The five levels of the CMMC are as follows:
Level 1: “Foundational”
The first level of CMMC 2.0 compliance requires contractors to implement 17 controls of NIST 800-171 rev1. This is the most basic level for compliance.
Level 2: “Advanced”
Under the second level, DoD contracted entities must adhere to and implement 110 controls of NIST 800-171 rev2. These may include may include CUI (non-prioritized acquisitions) and CUI (prioritized acquisitions) as part of this compliance level.
Level 3: “Expert”
The final level of CMMC is Level 3, known as "Expert" cybersecurity. This level requires contractors to successfully implement both previous levels of the CMMC certification including more than 110 practices based on SP 800-172 and is the highest level.
What Are The Controls in NIST?
As each level is determined by the specific controls that must be adhered to, it’s important to understand what these controls are.
The National Institute of Standards and Technology (NIST) is a non-regulatory agency within the United States Department of Commerce that publishes standards and guidelines related to cybersecurity. NIST 800-171 contains a set of recommended security controls for protecting Controlled Unclassified Information (CUI).
The controls that NIST require contractors to adhere to include a variety of areas, such as:
- Access Control (AC)
- Incident Response (IR)
- Risk Management (RM)
- Security Assessment (CA)
- Situational Awareness (SA)
- Audit and Accountability (AU)
- Personnel Security (PS)
- System and Information Integrity (SI)
- Identification and Authentication (IA)
These controls ensure that businesses and contractors have a comprehensive cybersecurity posture that meets the requirements of the CMMC.
What should you do to prepare for Cybersecurity Maturity Model Certification (CMMC)?
If your business works with the DoD, or if you are a defense contractor, it’s important to start preparing for CMMC certification now. The deadline for compliance is 2025, so companies have time to begin work on meeting the requirements.
Here are some steps you can take to start preparing:
1. Learn and Understand the CMMC Requirements
The first step you should take is to learn and understand the CMMC requirements.
This will help you identify the specific controls that your business needs to implement to be compliant. The required controls vary by level, so it’s important to understand which level your business needs to be at.
2. Map Out Your Cybersecurity Controls
Once you know the required controls, you need to map out your current cybersecurity controls. This will help you identify the gaps between where you are and where you need to be to be compliant. You can also see where you are already adhering to the controls listed in NIST 800-171.
3. Implement New Controls as Necessary
If you find that your business needs to implement new controls, start working on doing so. Many of the controls can be implemented through basic cybersecurity measures, such as installing malware protection and firewalls. However, some may require more work, such as implementing a new incident response plan.
4. Get CMMC 2.0 Certified
Once you have implemented the necessary controls, you can start the process of getting CMMC certified. You will need to hire a Certified Third Party Assessment Organization (C3PAO) to assess your compliance level. There are also Managed Security Service Providers (MSSP) throughout the country that can help you to prepare for and achieve CMMC certification.
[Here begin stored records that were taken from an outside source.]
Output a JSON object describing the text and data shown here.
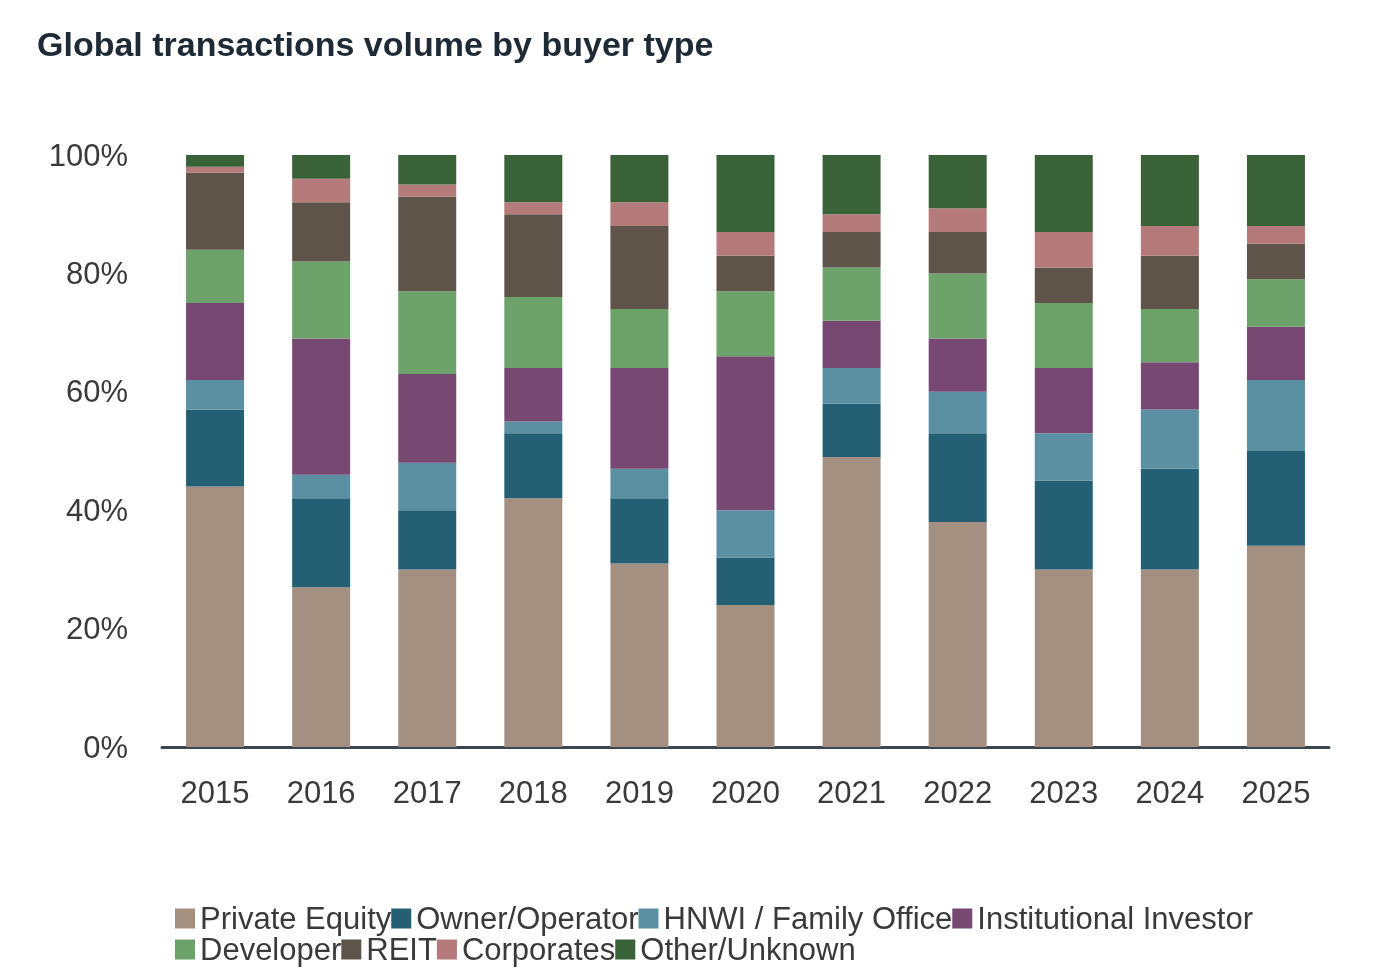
{
  "chart_data": {
    "type": "bar",
    "title": "Global transactions volume by buyer type",
    "stacked": true,
    "legend": "bottom",
    "grid": false,
    "categories": [
      "2015",
      "2016",
      "2017",
      "2018",
      "2019",
      "2020",
      "2021",
      "2022",
      "2023",
      "2024",
      "2025"
    ],
    "ylim": [
      0,
      100
    ],
    "yticks": [
      {
        "value": 0,
        "label": "0%"
      },
      {
        "value": 20,
        "label": "20%"
      },
      {
        "value": 40,
        "label": "40%"
      },
      {
        "value": 60,
        "label": "60%"
      },
      {
        "value": 80,
        "label": "80%"
      },
      {
        "value": 100,
        "label": "100%"
      }
    ],
    "series": [
      {
        "name": "Private Equity",
        "color": "#a39080",
        "values": [
          44,
          27,
          30,
          42,
          31,
          24,
          49,
          38,
          30,
          30,
          34
        ]
      },
      {
        "name": "Owner/Operator",
        "color": "#245f74",
        "values": [
          13,
          15,
          10,
          11,
          11,
          8,
          9,
          15,
          15,
          17,
          16
        ]
      },
      {
        "name": "HNWI / Family Office",
        "color": "#5a90a2",
        "values": [
          5,
          4,
          8,
          2,
          5,
          8,
          6,
          7,
          8,
          10,
          12
        ]
      },
      {
        "name": "Institutional Investor",
        "color": "#774872",
        "values": [
          13,
          23,
          15,
          9,
          17,
          26,
          8,
          9,
          11,
          8,
          9
        ]
      },
      {
        "name": "Developer",
        "color": "#6da36b",
        "values": [
          9,
          13,
          14,
          12,
          10,
          11,
          9,
          11,
          11,
          9,
          8
        ]
      },
      {
        "name": "REIT",
        "color": "#5e544a",
        "values": [
          13,
          10,
          16,
          14,
          14,
          6,
          6,
          7,
          6,
          9,
          6
        ]
      },
      {
        "name": "Corporates",
        "color": "#b57a7a",
        "values": [
          1,
          4,
          2,
          2,
          4,
          4,
          3,
          4,
          6,
          5,
          3
        ]
      },
      {
        "name": "Other/Unknown",
        "color": "#3a6238",
        "values": [
          2,
          4,
          5,
          8,
          8,
          13,
          10,
          9,
          13,
          12,
          12
        ]
      }
    ]
  }
}
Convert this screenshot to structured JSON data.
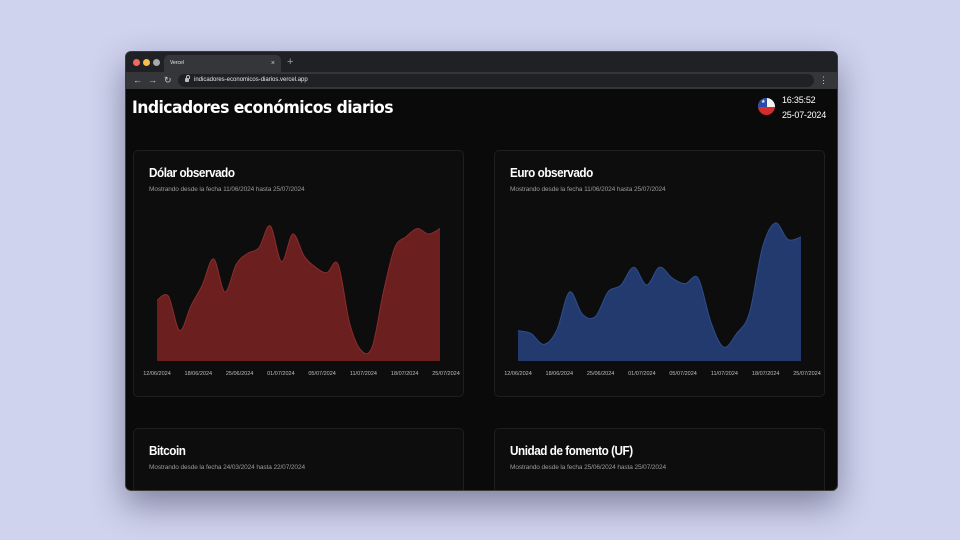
{
  "browser": {
    "tab_title": "Vercel",
    "tab_close": "×",
    "new_tab": "+",
    "url": "indicadores-economicos-diarios.vercel.app",
    "nav": {
      "back": "←",
      "forward": "→",
      "reload": "↻",
      "menu": "⋮"
    }
  },
  "page": {
    "title": "Indicadores económicos diarios",
    "clock": {
      "time": "16:35:52",
      "date": "25-07-2024"
    },
    "flag_star": "★"
  },
  "cards": [
    {
      "title": "Dólar observado",
      "subtitle": "Mostrando desde la fecha 11/06/2024 hasta 25/07/2024",
      "color": "#6b1f1f",
      "stroke": "#8a2c2c"
    },
    {
      "title": "Euro observado",
      "subtitle": "Mostrando desde la fecha 11/06/2024 hasta 25/07/2024",
      "color": "#223a6e",
      "stroke": "#2e4d8f"
    },
    {
      "title": "Bitcoin",
      "subtitle": "Mostrando desde la fecha 24/03/2024 hasta 22/07/2024"
    },
    {
      "title": "Unidad de fomento (UF)",
      "subtitle": "Mostrando desde la fecha 25/06/2024 hasta 25/07/2024"
    }
  ],
  "chart_data": [
    {
      "type": "area",
      "title": "Dólar observado",
      "x_ticks": [
        "12/06/2024",
        "18/06/2024",
        "25/06/2024",
        "01/07/2024",
        "05/07/2024",
        "11/07/2024",
        "18/07/2024",
        "25/07/2024"
      ],
      "values": [
        0.44,
        0.47,
        0.22,
        0.4,
        0.55,
        0.74,
        0.5,
        0.7,
        0.78,
        0.82,
        0.98,
        0.72,
        0.92,
        0.76,
        0.68,
        0.64,
        0.7,
        0.28,
        0.08,
        0.1,
        0.5,
        0.82,
        0.9,
        0.96,
        0.92,
        0.96
      ],
      "ylim": [
        0,
        1
      ]
    },
    {
      "type": "area",
      "title": "Euro observado",
      "x_ticks": [
        "12/06/2024",
        "18/06/2024",
        "25/06/2024",
        "01/07/2024",
        "05/07/2024",
        "11/07/2024",
        "18/07/2024",
        "25/07/2024"
      ],
      "values": [
        0.22,
        0.2,
        0.12,
        0.22,
        0.5,
        0.34,
        0.32,
        0.5,
        0.55,
        0.68,
        0.55,
        0.68,
        0.6,
        0.56,
        0.6,
        0.28,
        0.1,
        0.2,
        0.35,
        0.82,
        1.0,
        0.88,
        0.9
      ],
      "ylim": [
        0,
        1
      ]
    }
  ]
}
5. Stay Up-To-Date on Changes
The CMMC is a new standard, which means that it is subject to change. As the DoD updates the requirements, it’s important to stay up-to-date on the changes. This will help you to ensure that your business is always compliant.
Stay Secure Against Future Threats
As cybersecurity continues to take a front-row seat in the business world, it’s important to make sure that your company is prepared. The CMMC is a new requirement for businesses that work with the DoD, and it’s important to start preparing now.
By learning about the requirements and implementing the necessary controls, you can ensure that your business is compliant. Additionally, you can keep your business secure against future threats by staying up-to-date on changes.